東雲侑子は短編小説をあいしている

東雲侑子は短編小説をあいしている (ファミ通文庫)

東雲侑子は短編小説をあいしている (ファミ通文庫)

・ボーイ・ミーツ・不思議ちゃん

気になるあの子は一体、僕のことをどう思っているんだろう?あしからず思ってくれているんじゃないか、しかし僕なんかじゃとてもダメでぜんぜん興味ないんじゃないか……

そんな甘酸っぱいドキドキがいっぱいに詰まった作品でした。いやあ、侑子ちゃんかわいいですね、侑子ちゃん。ひたすら不器用なヒロインを愛でるお話です。

上記の感じだとドタバタしたラブコメっぽいですが、表紙から分かるとおり抑えのきいた、とても淡々とした話です。

そもそも一人称で語り部たる主人公のテンションがいつも低いのに、相手の子まで(主人公から見て)何考えてるんだか良く分からない不思議ちゃんなので、派手な展開になりようがありません。

ただこの小説の最大の魅力であるヒロインを輝かせるなら、このぐらいがむしろちょうどいいんだろうなと思います。

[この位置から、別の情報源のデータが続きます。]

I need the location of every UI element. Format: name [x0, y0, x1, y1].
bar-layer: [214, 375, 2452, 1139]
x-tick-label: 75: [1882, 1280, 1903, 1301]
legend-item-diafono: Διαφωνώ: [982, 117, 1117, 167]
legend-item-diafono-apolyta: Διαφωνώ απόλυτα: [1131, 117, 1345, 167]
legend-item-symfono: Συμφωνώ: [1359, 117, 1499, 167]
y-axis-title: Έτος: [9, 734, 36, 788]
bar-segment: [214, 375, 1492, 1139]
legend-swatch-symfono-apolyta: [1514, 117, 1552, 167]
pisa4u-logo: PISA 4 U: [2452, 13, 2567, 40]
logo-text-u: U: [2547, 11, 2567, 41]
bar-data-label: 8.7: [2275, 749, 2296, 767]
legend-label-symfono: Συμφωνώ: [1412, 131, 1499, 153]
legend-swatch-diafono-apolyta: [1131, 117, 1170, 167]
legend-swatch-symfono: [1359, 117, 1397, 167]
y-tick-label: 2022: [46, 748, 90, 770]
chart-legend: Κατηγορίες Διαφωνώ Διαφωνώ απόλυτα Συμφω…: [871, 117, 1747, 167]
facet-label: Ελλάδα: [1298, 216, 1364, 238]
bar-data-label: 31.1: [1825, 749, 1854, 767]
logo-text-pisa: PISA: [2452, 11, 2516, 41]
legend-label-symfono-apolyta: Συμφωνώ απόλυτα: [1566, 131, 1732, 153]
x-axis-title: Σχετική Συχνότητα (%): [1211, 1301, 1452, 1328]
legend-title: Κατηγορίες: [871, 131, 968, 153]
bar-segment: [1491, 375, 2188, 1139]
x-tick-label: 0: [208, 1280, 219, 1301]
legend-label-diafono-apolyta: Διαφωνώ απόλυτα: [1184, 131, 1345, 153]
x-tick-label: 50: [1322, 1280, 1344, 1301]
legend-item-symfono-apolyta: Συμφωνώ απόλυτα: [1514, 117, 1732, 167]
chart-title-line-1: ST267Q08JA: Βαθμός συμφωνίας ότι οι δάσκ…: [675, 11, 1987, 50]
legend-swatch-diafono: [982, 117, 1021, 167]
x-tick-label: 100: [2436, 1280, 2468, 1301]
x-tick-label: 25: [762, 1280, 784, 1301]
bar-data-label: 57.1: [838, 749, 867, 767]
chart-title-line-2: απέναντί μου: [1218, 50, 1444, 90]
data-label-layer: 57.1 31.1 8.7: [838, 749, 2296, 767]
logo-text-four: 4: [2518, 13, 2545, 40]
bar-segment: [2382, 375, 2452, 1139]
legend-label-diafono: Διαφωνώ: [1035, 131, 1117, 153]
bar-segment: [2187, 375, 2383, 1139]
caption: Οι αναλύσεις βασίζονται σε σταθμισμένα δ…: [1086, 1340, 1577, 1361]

実際にこのヒロインは、適度に自信がなくて、相手の懐に突っ込んでいけない主人公のヘタレ具合によって輝いてる所はありますし。


・相手の承認を得る

恋愛ものと言えばつまるところ、好きになった(自分の中で聖化され女神になった)相手に承認されることによる欲望の充足を提供(エンターテイメント)するものだと思っています。

その過程において主人公が承認されうる存在になるために成長することも多いですが、ともかくメインはヒロインとの関係にあると考えています。

この点に関して言えば本作は、昨今のラノベにありがち(?)なヒロインの気持ちが見え見えだったり、主人公がヒロインを救うことで唯一の存在になってしまうようなことなく、非常にしっかり恋愛していると言えそうです。

何とも思ってなくて、ただ変わった奴だと思って普通にヒロインに接していた主人公、冷静で淡々とした普段から時折見せる茶目っ気や熱さのギャップやらに少しずつ惹かれていって……

いや、確かに話自体は王道・ベタです。読みなれている人ならなんとなくキャラ配置がつかめた頃にもうラストが読めるかもしれないくらいです。

ただ別に、ヒロインが一番輝けるなら王道でいいじゃないか!と。

つまり、キャラを際立たせたいのであれば、小説としてメインをそっちにすえるなら、話自体は丁寧に真ん中を書いていく方法も有効だ、ということでしょうか。真ん中と言っても、キャラに個性がありますから、そこからストーリーにもある程度味が出てきてますし。

丁寧に描いた良作だと思います。